Vamos a la Gestalt-terapia. Este abordaje de lo humano, le presta una importancia muy grande al “campo”. El campo es para Lewin: “el conjunto de todas las fuerzas que actúan sobre un punto cualquiera del mismo (campo)” y agrega que “al considerar que un individuo o un grupo se halla situado en un campo, implícitamente su comportamiento depende del conjunto de todas las fuerzas que actúan sobre él en cada momento”. Estas consideraciones van mucho más allá de las teorías intra-psíquico-analíticas así como las que jerarquizan la conducta como forma de enfermar o sanar; van también a invalidar toda forma discriminadora entre lo psíquico y el medio y privilegia la idea de que el afuera y el adentro en un individuo son partes de un todo y nunca han de poder aislarse sin que ocurra un problema de salud mental.
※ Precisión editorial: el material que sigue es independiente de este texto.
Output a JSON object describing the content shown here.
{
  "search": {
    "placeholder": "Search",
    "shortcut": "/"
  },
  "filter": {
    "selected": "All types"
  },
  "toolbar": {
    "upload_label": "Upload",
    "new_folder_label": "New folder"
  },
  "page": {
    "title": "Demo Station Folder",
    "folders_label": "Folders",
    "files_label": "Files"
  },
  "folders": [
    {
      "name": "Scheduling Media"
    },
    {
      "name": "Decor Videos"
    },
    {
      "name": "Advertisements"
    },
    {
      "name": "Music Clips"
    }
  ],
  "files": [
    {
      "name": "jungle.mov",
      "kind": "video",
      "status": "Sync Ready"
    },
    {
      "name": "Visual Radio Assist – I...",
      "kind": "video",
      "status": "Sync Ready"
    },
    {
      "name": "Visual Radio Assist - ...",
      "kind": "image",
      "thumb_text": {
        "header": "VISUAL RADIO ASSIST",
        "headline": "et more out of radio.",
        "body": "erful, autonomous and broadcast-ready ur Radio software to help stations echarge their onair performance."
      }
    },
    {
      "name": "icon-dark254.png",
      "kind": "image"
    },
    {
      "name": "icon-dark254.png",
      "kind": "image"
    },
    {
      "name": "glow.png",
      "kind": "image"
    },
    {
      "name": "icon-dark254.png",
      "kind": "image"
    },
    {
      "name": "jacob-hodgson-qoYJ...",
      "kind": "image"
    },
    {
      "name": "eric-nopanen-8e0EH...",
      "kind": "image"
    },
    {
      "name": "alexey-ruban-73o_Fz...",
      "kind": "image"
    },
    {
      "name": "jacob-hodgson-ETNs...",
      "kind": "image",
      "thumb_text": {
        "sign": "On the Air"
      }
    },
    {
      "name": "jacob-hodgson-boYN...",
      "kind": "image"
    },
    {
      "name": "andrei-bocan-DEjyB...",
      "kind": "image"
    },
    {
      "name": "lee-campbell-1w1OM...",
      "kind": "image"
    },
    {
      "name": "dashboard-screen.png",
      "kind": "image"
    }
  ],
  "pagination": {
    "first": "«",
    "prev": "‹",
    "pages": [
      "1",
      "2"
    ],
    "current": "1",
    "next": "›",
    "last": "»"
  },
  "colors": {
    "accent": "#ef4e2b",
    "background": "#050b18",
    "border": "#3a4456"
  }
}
Parafraseando nada menos que a Heidegger, el ser humano es (al igual que todo ser vivo) un “ser-en-el-mundo”. Por todo esto, solo se puede ver el accionar del campo, es decir la conexión, contacto, relación, consonancia entre ser y mundo en la medida en que estemos dispuestos a escuchar la realidad.

¿Qué realidad? La respuesta es: el campo. 

¿Y como se llega a esto? La respuesta es: por la creación del vacío interno de un individuo que vamos a llamar: “vacío fértil”. 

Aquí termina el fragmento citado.